Rajasthan Education Board to initiate e-payments
To help students pay their fee on time and ease their difficulties due to demonetisation, the Rajasthan Education Board on December 9, 2016 announced that it will be taking steps to digitalise their fee payment options. The Board has begun digitising its cash counters.
The Board is contemplating going cashless for student service centres in many districts as well as other offices as well.
The Board has made certain arrangements to digitise payments at these centres in the coming few days. For this, UPI addresses have been made ready, through which 30 terminals will be prepared.

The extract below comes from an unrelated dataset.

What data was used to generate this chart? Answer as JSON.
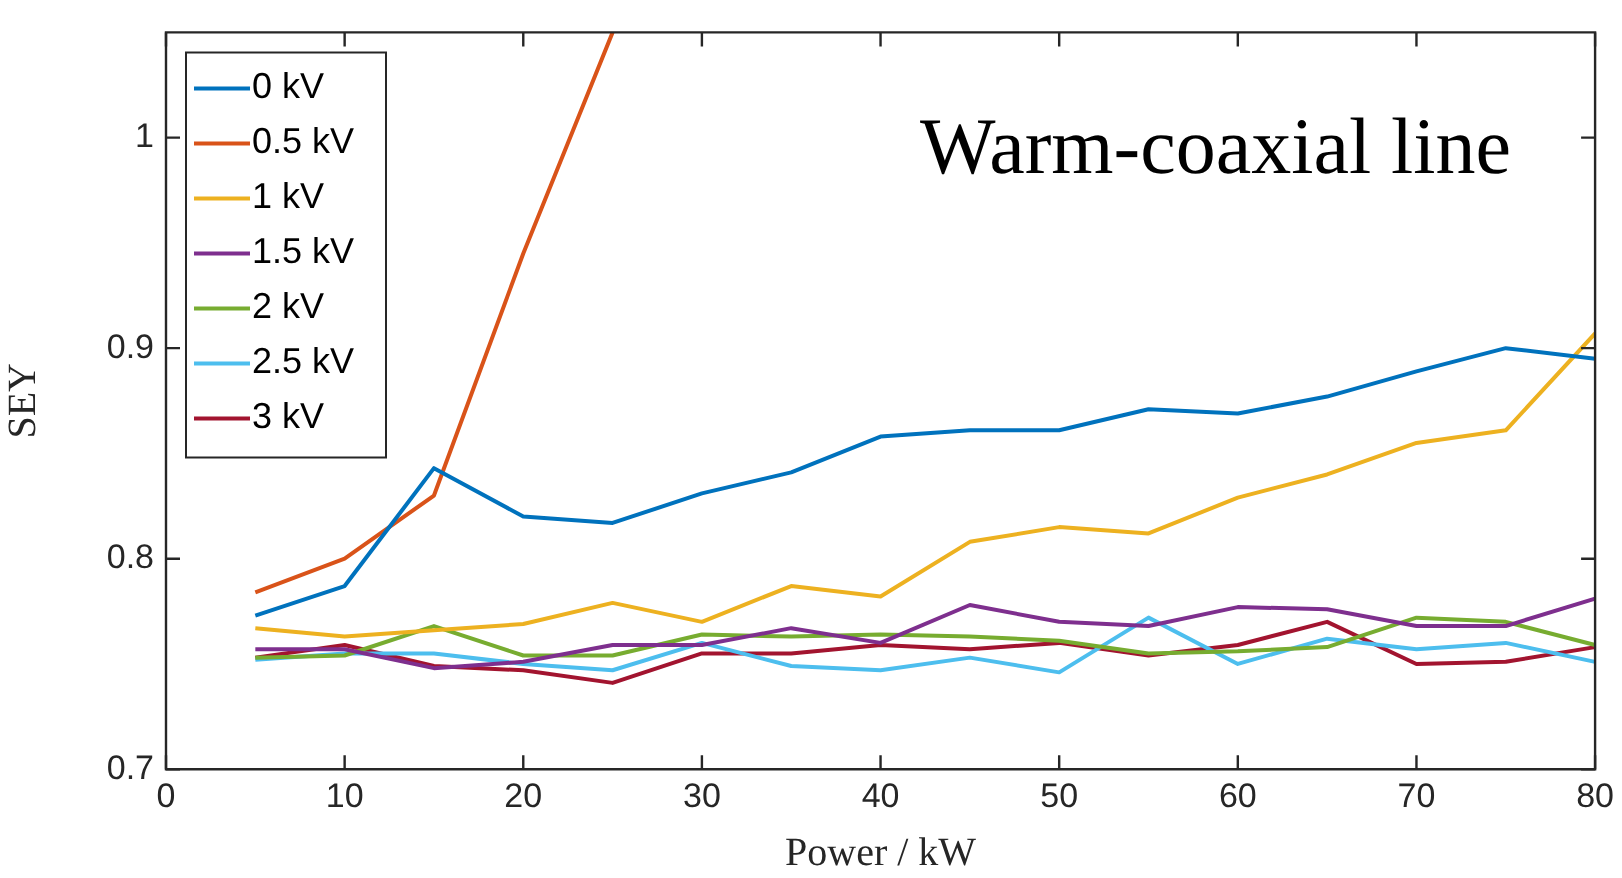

Explaining about the preparedness pertaining to demonetisation, Kiranjit Singh Pannu, Principal, Tapti Valley International School, said, “We have commenced our measures for total Cashless transaction and Cashless school. We have briefed parents, teachers, staff and support staff about the change, implications and way ahead. We have organised a workshop by Chamber of commerce certified CA’s for our children of Grade 11 and 12 (Commerce). We are also organising awareness workshop for the parents and staff.”
Adding more about preparedness, Preeta Pillai,  Principal-Podar World School, said, “The benefit of cashless transactions are enormous therefore our school introduced online facility and non cash mode for collection of all types of school fees much before the announcement of demonetisation. Our school is interacting with Parents during Parent Teacher Meeting to spread awareness about the benefits of non-cash transactions and motivate students of senior classes to undertake promotional initiatives in their neighbourhood to promote cashless transactions among common people.”